Metropolis II
March 3, 2014 12:48 PM   Subscribe

Metropolis II - A film about a sculpture by Chris Burden
posted by Blazecock Pileon (8 comments total) 7 users marked this as a favorite
 
It's fun to stand on the viewing area above the piece and watch kids' mouths drop open and their eyes widen when they're dragged reluctantly into the room by their parents.
posted by yoink at 1:14 PM on March 3, 2014 [1 favorite]


I saw this short a few years ago and thought it (Metropolis II) was the coolest thing ever. Still love it, and would really like to see it running live. I don't suppose it ever travels?
posted by Thorzdad at 1:33 PM on March 3, 2014


One time I drove down from the SF bay to Los Angeles just to see Metropolis II in person. It really is fantastic.
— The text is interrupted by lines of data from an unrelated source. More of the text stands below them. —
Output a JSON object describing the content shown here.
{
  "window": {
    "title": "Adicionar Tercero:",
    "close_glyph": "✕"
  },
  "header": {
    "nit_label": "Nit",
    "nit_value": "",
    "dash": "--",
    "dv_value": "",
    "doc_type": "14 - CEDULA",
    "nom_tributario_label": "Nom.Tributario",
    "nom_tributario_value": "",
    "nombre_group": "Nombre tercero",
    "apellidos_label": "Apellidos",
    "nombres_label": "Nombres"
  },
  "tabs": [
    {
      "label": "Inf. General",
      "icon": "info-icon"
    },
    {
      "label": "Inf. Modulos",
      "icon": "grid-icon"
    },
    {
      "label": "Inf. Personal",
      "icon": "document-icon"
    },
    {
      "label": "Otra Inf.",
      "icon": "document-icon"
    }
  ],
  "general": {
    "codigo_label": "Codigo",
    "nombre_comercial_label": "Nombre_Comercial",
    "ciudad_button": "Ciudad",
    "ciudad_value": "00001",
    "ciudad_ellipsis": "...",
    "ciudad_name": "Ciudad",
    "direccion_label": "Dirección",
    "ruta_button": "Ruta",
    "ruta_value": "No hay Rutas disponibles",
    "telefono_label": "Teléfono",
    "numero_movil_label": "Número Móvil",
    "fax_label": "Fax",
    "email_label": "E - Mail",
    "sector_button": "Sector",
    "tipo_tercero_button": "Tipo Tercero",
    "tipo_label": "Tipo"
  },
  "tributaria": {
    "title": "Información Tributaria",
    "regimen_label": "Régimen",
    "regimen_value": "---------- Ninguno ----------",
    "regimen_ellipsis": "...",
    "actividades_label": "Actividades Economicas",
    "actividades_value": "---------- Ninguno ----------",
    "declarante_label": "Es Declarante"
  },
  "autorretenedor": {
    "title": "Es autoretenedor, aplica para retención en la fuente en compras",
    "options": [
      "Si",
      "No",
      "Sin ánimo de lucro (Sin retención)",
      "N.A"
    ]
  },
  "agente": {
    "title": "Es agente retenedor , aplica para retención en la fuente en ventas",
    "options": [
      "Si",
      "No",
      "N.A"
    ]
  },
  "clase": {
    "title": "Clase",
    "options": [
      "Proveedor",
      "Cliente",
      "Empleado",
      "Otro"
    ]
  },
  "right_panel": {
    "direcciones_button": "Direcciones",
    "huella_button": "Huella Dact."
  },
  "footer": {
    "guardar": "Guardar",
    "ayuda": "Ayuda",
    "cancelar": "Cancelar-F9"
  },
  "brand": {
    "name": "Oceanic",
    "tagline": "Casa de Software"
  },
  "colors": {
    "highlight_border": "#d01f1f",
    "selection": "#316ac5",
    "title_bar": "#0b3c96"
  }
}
I don't think I've ever seen another work of art that felt so... fun and alive and joyful — like a gigantic version of playing with LEGO buildings and toy racecars. And all the clatter and noise and motion as the cars go whizzing by, it really distills into one space the feeling of being in a big city. I was grinning the entire time I was in the room. Though I think the only other people as excited as I was were the kids, while the parents stood around stiffly wearing their serious faces.

I've been a fan of Chris Burden ever since I read this great New Yorker article about his violent and polarizing early work in performance art:
“Shoot” [a photograph of him getting shot in the left arm by a friend] was one of a number of perfectly repellent performance pieces of the early nineteen-seventies in which Burden subjected himself to danger, thereby creating a double bind, for viewers, between the citizenly injunction to intervene in crises and the institutional taboo against touching art works.
posted by narain at 2:24 PM on March 3, 2014 [1 favorite]


Awesome double, but still a double.
posted by a box and a stick and a string and a bear at 3:19 PM on March 3, 2014


People, you have gotta click that link. Click it.
posted by Ursula Hitler at 7:46 PM on March 3, 2014


It looks like this post is gonna stand for whatever reason, so I'll just take the opportunity to remind everyone how fucking adorable Burden was back in the day.
posted by a box and a stick and a string and a bear at 8:20 PM on March 3, 2014


One of my favorite works of all time is 11 Panes by Gerhard Richter. It's not a tour de force of any sort of technical skill, in fact it's kind of dull, it looks like this, and it is, simply eleven panes of glass propped up in a corner of a gallery at the High Museum of Art in Atlanta. However if you go (and you should) take a minute to sit back and watch people interact with it. Adults will stare at it dolefully and seriously for a little while, realize they're actually looking at their own reflection and smile before moving on. Little kids will instantly get it and play around in front of it, watching their multiple reflections dance. This one piece transformed my whole idea of Richter from a dour, wordy, IMPORTANT artist into someone who actually gets it and has a secret fun side. If this isn't true, I don't want to know, because I fucking love sitting there and watching people play, just fucking play, in front of a Richter.

For a very similar reason, I love Burden and his shift from Über-Serious Art (With Capital Letters and MEANING) to his current very playful stuff, that tells more or less the same story, just now with a smile instead of a smirk.